Adobe has consistently put out an enticing product that gives users a real reason to upgrade. Adobe does work hard at it, they have a fabulous, well-tested product, and have generally productive reasons for upgrading. However, there is no reason to feel pressured, rushed or obligated. The new version will be there when you are ready for it, and your old, tried and tested techniques for image editing will not soon be worn out and displaced by the latest tool if you learn the right techniques. The real task is to learn the right techniques and theory to make your image editing efforts less tool-centric.





A Short List of Photoshop Enhancements by Version


This is an extremely abbreviated list of enhancements for Photoshop versions. Versions 2 through 7 list the major enhancements only. CS versions are listed in greater detail so it will be evident what was added in the newer versions and what you may gain by upgrading from prior versions.


  • Photoshop 2 (no, not CS2, Photoshop 2.0 released in 1991) added Paths

  • Photoshop 2.5 added a Windows version

  • Photoshop 3 added Layers (which makes my Leveraging Layers course possible)

  • Photoshop 4 added recordable Actions

  • Photoshop 5 added editable type, the History palette, and the dreaded Color Management

  • Photoshop 5.5 added Image Ready for web development

  • Phtooshop 6 enhanced the user interface, added layer styles and Blending Options dialog, and 16-bit editing

  • Photoshop 7 introduced the Healing brush, paint engine enhancements, and introduced RAW image handling

Note: At this point Photoshop broke into the CS versions, the first of which was released on October of 2003. As more users still own these versions I'll use more comprehensive (but still partial) lists...


  • Photoshop CS (8) added:
    — Camera RAW 2.x

    — Highly modified "Slice Tool"

    — Shadow/Highlight command

    — Match Color command

    — Lens Blur filter

    — Smart Guides

    — Real-Time Histogram

    — Detection and refusal to print scanned images of various banknotes[2]

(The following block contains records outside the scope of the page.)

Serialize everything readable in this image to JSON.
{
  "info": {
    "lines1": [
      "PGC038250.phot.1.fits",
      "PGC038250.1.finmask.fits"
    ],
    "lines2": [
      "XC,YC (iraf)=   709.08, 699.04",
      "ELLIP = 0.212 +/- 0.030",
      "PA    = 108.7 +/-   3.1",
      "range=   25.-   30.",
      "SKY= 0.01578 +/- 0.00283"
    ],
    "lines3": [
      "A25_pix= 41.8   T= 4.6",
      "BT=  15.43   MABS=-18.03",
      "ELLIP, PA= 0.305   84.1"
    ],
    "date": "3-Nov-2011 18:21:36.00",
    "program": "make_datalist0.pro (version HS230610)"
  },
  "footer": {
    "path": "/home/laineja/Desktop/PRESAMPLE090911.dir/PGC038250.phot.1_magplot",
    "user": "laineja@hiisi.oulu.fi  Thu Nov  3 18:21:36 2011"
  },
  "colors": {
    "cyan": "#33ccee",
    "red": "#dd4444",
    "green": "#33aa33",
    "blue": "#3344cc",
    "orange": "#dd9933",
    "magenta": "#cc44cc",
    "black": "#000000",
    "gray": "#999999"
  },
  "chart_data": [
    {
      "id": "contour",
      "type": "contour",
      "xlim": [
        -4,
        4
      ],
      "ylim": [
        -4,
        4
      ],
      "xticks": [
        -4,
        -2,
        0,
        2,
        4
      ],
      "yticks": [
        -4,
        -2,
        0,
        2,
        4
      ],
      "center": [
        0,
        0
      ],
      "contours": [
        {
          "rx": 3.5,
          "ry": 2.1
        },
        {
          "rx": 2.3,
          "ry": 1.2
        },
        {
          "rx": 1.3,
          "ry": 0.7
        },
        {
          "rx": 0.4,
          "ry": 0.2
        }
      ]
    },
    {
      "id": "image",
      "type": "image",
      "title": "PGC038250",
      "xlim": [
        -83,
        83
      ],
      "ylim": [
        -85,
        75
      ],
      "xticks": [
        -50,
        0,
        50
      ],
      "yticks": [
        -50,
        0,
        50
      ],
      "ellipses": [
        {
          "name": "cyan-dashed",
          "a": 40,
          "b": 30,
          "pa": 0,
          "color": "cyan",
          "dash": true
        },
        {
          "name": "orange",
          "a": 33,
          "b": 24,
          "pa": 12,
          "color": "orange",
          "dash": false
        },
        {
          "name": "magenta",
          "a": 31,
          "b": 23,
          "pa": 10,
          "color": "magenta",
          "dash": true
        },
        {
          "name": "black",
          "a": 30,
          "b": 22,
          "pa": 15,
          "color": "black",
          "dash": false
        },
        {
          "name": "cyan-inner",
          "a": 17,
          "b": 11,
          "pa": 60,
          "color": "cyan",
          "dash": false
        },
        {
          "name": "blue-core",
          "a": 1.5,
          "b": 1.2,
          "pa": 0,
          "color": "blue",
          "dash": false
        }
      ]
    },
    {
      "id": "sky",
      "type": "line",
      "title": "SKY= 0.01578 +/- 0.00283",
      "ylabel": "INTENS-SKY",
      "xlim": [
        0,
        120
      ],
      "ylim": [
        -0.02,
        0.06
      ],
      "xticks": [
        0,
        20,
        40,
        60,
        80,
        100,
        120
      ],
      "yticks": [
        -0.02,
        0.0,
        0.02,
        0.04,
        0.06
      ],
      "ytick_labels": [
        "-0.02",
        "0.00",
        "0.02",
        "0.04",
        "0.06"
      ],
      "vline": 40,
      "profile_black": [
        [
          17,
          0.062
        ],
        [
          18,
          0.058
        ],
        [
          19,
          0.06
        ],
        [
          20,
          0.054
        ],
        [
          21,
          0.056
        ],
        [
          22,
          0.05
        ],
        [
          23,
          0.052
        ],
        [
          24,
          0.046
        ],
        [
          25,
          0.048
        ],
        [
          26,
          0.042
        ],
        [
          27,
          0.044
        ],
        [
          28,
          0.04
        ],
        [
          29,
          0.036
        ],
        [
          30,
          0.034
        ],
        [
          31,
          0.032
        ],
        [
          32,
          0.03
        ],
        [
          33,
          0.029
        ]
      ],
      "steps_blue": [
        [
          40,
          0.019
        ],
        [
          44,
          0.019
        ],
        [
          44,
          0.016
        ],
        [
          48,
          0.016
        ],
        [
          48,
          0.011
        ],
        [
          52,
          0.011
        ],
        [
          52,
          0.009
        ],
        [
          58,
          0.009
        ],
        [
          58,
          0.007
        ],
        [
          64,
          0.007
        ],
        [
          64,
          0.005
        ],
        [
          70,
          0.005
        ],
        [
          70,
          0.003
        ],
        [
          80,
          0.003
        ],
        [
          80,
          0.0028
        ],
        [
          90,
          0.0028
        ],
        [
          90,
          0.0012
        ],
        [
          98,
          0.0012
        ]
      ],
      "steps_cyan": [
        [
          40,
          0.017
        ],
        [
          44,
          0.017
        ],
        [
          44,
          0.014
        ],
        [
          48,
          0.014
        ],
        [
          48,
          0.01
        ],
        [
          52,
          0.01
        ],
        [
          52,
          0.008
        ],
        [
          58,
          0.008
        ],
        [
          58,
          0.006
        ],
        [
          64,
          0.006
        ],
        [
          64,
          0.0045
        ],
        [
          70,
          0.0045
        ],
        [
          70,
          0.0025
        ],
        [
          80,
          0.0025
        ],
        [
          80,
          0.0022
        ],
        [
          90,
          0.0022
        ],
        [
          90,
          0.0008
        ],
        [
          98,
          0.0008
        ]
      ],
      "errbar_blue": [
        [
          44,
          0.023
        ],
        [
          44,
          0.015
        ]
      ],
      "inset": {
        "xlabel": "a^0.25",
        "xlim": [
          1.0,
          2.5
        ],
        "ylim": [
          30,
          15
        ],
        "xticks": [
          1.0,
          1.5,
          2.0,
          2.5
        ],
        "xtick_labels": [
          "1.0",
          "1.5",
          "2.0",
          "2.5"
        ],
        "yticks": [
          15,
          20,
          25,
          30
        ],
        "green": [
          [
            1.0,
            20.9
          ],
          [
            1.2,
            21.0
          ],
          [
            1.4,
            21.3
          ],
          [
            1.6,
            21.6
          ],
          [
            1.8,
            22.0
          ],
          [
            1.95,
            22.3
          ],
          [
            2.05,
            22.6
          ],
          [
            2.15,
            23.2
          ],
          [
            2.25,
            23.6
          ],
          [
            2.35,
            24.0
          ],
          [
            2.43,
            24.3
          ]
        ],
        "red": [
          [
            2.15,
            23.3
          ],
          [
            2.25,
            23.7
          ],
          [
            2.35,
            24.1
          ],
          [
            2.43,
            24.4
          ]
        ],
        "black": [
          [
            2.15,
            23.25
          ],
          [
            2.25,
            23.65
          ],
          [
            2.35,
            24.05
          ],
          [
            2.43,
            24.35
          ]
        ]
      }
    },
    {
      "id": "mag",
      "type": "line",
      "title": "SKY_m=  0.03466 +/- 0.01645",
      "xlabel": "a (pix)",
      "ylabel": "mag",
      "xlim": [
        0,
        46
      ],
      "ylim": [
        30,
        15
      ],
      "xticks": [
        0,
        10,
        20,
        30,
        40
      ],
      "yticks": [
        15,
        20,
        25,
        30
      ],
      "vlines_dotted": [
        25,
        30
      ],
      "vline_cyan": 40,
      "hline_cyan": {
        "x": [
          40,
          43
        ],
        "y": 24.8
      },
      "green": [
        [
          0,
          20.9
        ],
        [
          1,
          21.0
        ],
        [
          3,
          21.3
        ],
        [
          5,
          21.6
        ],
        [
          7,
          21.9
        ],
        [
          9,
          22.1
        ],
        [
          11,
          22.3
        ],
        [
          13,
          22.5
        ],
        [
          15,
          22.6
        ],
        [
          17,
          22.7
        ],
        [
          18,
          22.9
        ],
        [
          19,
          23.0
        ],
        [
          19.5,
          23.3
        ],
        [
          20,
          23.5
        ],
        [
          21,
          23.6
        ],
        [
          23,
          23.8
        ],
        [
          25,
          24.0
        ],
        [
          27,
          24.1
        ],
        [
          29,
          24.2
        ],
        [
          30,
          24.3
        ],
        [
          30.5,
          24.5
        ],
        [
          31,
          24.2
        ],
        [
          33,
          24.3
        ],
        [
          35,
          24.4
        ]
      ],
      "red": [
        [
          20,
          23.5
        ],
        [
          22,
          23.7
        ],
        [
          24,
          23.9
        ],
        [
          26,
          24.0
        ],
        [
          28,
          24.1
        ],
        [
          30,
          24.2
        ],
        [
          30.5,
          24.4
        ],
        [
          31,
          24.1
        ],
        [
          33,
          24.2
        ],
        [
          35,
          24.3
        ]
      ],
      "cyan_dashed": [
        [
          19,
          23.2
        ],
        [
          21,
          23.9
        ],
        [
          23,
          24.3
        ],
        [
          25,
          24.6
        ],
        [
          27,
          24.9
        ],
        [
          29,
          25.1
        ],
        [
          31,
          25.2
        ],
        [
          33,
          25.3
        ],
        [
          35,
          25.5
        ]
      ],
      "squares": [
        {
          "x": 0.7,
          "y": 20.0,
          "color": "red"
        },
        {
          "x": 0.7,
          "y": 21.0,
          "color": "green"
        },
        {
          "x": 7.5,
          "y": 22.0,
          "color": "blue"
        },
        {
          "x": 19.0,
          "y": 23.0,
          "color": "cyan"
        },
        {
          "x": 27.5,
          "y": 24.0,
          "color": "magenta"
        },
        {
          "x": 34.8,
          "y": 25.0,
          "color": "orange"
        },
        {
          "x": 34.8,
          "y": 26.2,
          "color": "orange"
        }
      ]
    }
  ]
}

    — Macrovision copy protection based on Safecast DRM technology


  • Photoshop CS2 (9) added:
    — Camera RAW 3.x

    — Smart Objects

    — Image Warp

    — Spot healing brush

    — Red-Eye tool

    — Lens Correction filter

    — Smart Sharpen

    — Smart Guides

    — Vanishing Point

    — Better memory management on 64-bit PowerPC G5 Macintosh machines running Mac OS X
    10.4

    — High dynamic range imaging (HDRI) support (32 bit per channel floating point)

    — Scripting support for JavaScript and other languages

    — More smudging options, such as "Scattering"

    — Modified layer selection, such as ability to select more than one layer.


  • Photoshop CS3 (10) added:
    — Smart Filters

    — Quick Selection and Refine Edge tools

    — Advanced compositing

    — Streamlined interface

    — Better raw image processing

    — Improved Adobe Bridge

    — Enhanced Vanishing Point

    — Enhanced 32-bit HDR support

    — Peak performance

    — Black-and-white conversion

Note: The waters get further muddied here by a release of more than one version of CS3; CS3 and CS3 Extended.